Pages

Tuesday, September 28, 2010

How to remove Duplicate records from table


This is the frequently asked question in an interview. How to remove or select distinct all data with the unique value. You all are knows that whenever we write distinct keyword with column it will returns unique combination of all columns.
In following query if you use distinct then it will return all rows then how to eliminate particular column duplication.You can not use distinct at this moment. I have a solution for this.
Just copy and paste following code in your SQL Server 2005 query window and then run it.
 
DECLARE @EMPDATA TABLE(EMPNO BIGINT PRIMARY KEY,EMAIL VARCHAR(50))

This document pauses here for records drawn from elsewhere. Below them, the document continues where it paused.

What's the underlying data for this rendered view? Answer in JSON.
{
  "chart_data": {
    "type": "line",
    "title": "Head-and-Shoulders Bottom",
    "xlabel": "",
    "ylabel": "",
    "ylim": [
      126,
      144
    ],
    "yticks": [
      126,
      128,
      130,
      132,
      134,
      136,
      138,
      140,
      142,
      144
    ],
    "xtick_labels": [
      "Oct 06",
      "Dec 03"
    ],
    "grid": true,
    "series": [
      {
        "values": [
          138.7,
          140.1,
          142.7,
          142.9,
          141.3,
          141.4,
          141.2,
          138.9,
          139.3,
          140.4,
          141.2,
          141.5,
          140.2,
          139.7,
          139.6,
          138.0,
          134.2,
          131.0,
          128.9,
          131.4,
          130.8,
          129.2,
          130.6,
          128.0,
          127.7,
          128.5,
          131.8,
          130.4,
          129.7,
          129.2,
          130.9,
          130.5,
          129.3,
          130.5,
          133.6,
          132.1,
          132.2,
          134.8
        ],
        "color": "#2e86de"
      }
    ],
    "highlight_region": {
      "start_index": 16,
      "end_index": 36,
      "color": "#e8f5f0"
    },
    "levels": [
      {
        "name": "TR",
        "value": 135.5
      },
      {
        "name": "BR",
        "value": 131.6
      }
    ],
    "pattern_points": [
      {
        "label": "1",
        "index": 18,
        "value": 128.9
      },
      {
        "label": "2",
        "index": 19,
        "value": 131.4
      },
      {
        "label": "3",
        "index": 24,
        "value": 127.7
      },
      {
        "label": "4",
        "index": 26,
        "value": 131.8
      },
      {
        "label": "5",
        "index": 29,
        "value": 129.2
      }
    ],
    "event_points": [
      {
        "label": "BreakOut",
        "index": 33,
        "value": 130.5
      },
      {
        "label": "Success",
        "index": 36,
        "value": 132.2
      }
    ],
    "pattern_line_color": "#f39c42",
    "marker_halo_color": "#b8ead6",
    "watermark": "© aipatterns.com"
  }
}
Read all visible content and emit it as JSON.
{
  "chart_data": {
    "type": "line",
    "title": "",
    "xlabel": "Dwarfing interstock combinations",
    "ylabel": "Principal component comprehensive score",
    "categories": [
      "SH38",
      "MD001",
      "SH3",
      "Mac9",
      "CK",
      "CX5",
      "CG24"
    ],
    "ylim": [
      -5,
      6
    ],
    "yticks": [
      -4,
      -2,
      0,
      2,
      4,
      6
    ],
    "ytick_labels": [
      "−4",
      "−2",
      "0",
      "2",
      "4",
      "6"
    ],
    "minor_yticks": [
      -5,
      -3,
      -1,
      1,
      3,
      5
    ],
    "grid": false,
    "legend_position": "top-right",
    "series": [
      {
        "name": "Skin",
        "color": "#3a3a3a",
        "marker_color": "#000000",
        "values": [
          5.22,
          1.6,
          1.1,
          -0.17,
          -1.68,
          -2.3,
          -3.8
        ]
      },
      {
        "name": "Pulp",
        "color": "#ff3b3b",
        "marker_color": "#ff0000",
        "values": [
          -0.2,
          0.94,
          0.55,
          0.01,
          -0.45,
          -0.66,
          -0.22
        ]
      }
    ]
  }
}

INSERT INTO @EMPDATA VALUES(1,'parag@gmail.com')
INSERT INTO @EMPDATA VALUES(2,'deven@gmail.com')
INSERT INTO @EMPDATA VALUES(3,'parag@gmail.com')
INSERT INTO @EMPDATA VALUES(4,'jig@gmail.com')
INSERT INTO @EMPDATA VALUES(5,'dharmik@gmail.com')
INSERT INTO @EMPDATA VALUES(6,'jig@gmail.com')
INSERT INTO @EMPDATA VALUES(7,'sandy@gmail.com')
INSERT INTO @EMPDATA VALUES(8,'dharmik@gmail.com')

;WITH CTE
AS
(
   SELECT ROW_NUMBER()OVER(PARTITION BY EMAIL ORDER BY  EMPNO)RANK,*
     FROM @EMPDATA
)

SELECT EMPNO,EMAIL FROM CTE
WHERE RANK=1
ORDER BY EMPNO

In above query it will just select the unique value if you want to remove then write DELETE statement where rank = 1.